1. 7

This is one of the more impressive things in TokuMX v2.0 (which has been shipped, this blog post is from just before that). It’s something I’ve been excited about doing for years, and I’m really happy that we finally got around to shipping it.

  1.  

  2. 1

    This is pretty sick! I’m curious how exactly it’s implemented. =)

    1. 3

      This is probably the most comprehensive talk about how fractal trees work: http://www3.cs.stonybrook.edu/~bender/talks/2013-BenderKuszmaul-xldb-tutorial.pdf

      I’m going to give a few talks in SF in November, you should come if you’re curious and in the area.

      Basically, the fractal tree implements inserts and deletes as messages that travel down the tree. To perform, say, db.coll.update({_id: 10}, {'$inc': {a: 4}}) we basically just encode {'$inc': {a: 4}} as an “update” message, send it down to the key {_id: 10}, and whenever it gets applied (due to a flush or a query), we just increment whatever value was there. You lose out on information you’d get from the query, like “how many docs were affected” or “was there a type error (e.g. incrementing a string)” because we don’t query before returning to the client, but if your app can tolerate that, it’s nice.

      1. 1

        Interesting! I’ve only seen a little bit about fractal trees before, I’ll check it out.

        And I might be SF, no definitive plans though. When / where are the talks? :D

        1. 2

          The November 12 talk is a redux of a talk I gave at Big Data DC in August, it’s more in-depth and theory oriented than the November 11 talk, which is more product-focused.

          Hope to see you there!

      2. 2

        I don’t know, however I do know that TokuMX’s op log does not require operations to be idempotent, which means you could just toss the operation in the op log and return to the user before actually applying it.
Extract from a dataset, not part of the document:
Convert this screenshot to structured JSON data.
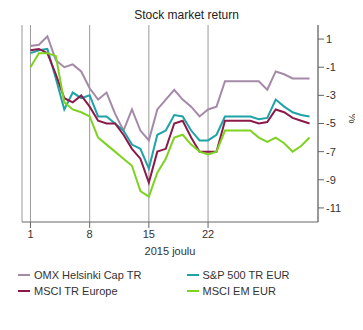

If it is implemented this way it also means it might play funny in a distributed setting.

        1. 2

          Requiring either the oplog or the tree messages to be idempotent would really mess this up. This feature, fast updates, is one of the main reasons we made sure to not require the oplog to be idempotent from the beginning. This requires e.g. rollback’s algorithm to change (you can’t just blindly play forward stuff from some point before the partition, you actually have to go back and find the spot carefully), but it’s not too bad.

          1. 1

            I’m pretty sure that oplog not being idempotent makes doing proper oplog application impossible. How do you deal with applying the change but dying before updating the position in the oplog?

            1. 2

              We do so with transactions. Everything is transactional.

              1. 2

                Not sure if this is a troll response or not, but transaction logs are idempotent in every database I’m aware of (which isn’t many) so you can play transactions twice and it’s ok.

                1. 2

                  We made it safe for the oplog to not be idempotent specifically to support fast updates. This is not a troll response. The storage engine is transactional, so we can apply the effect of the update and modify the applied bit together in an atomic transaction.

                  1. 1

                    How do you guarantee the application of an operation + storing that it was applied happens atomically?

                    1. 1

                      Both are writes to the storage engine that happen in a transaction. Making transactions atomic with respect to crashes is an old and well-studied problem. The most well known paper is probably the ARIES paper, which is how our transaction log works, pretty much. Most durable, transactional storage engines (of which there are many, including BDB and InnoDB) use an ARIES-style log and provide multi-element transactions that are atomic with respect to crash.

                      1. 1

                        So in the ARIES log you materialize the actual changes from the relative ones in the oplog? Thanks for the information.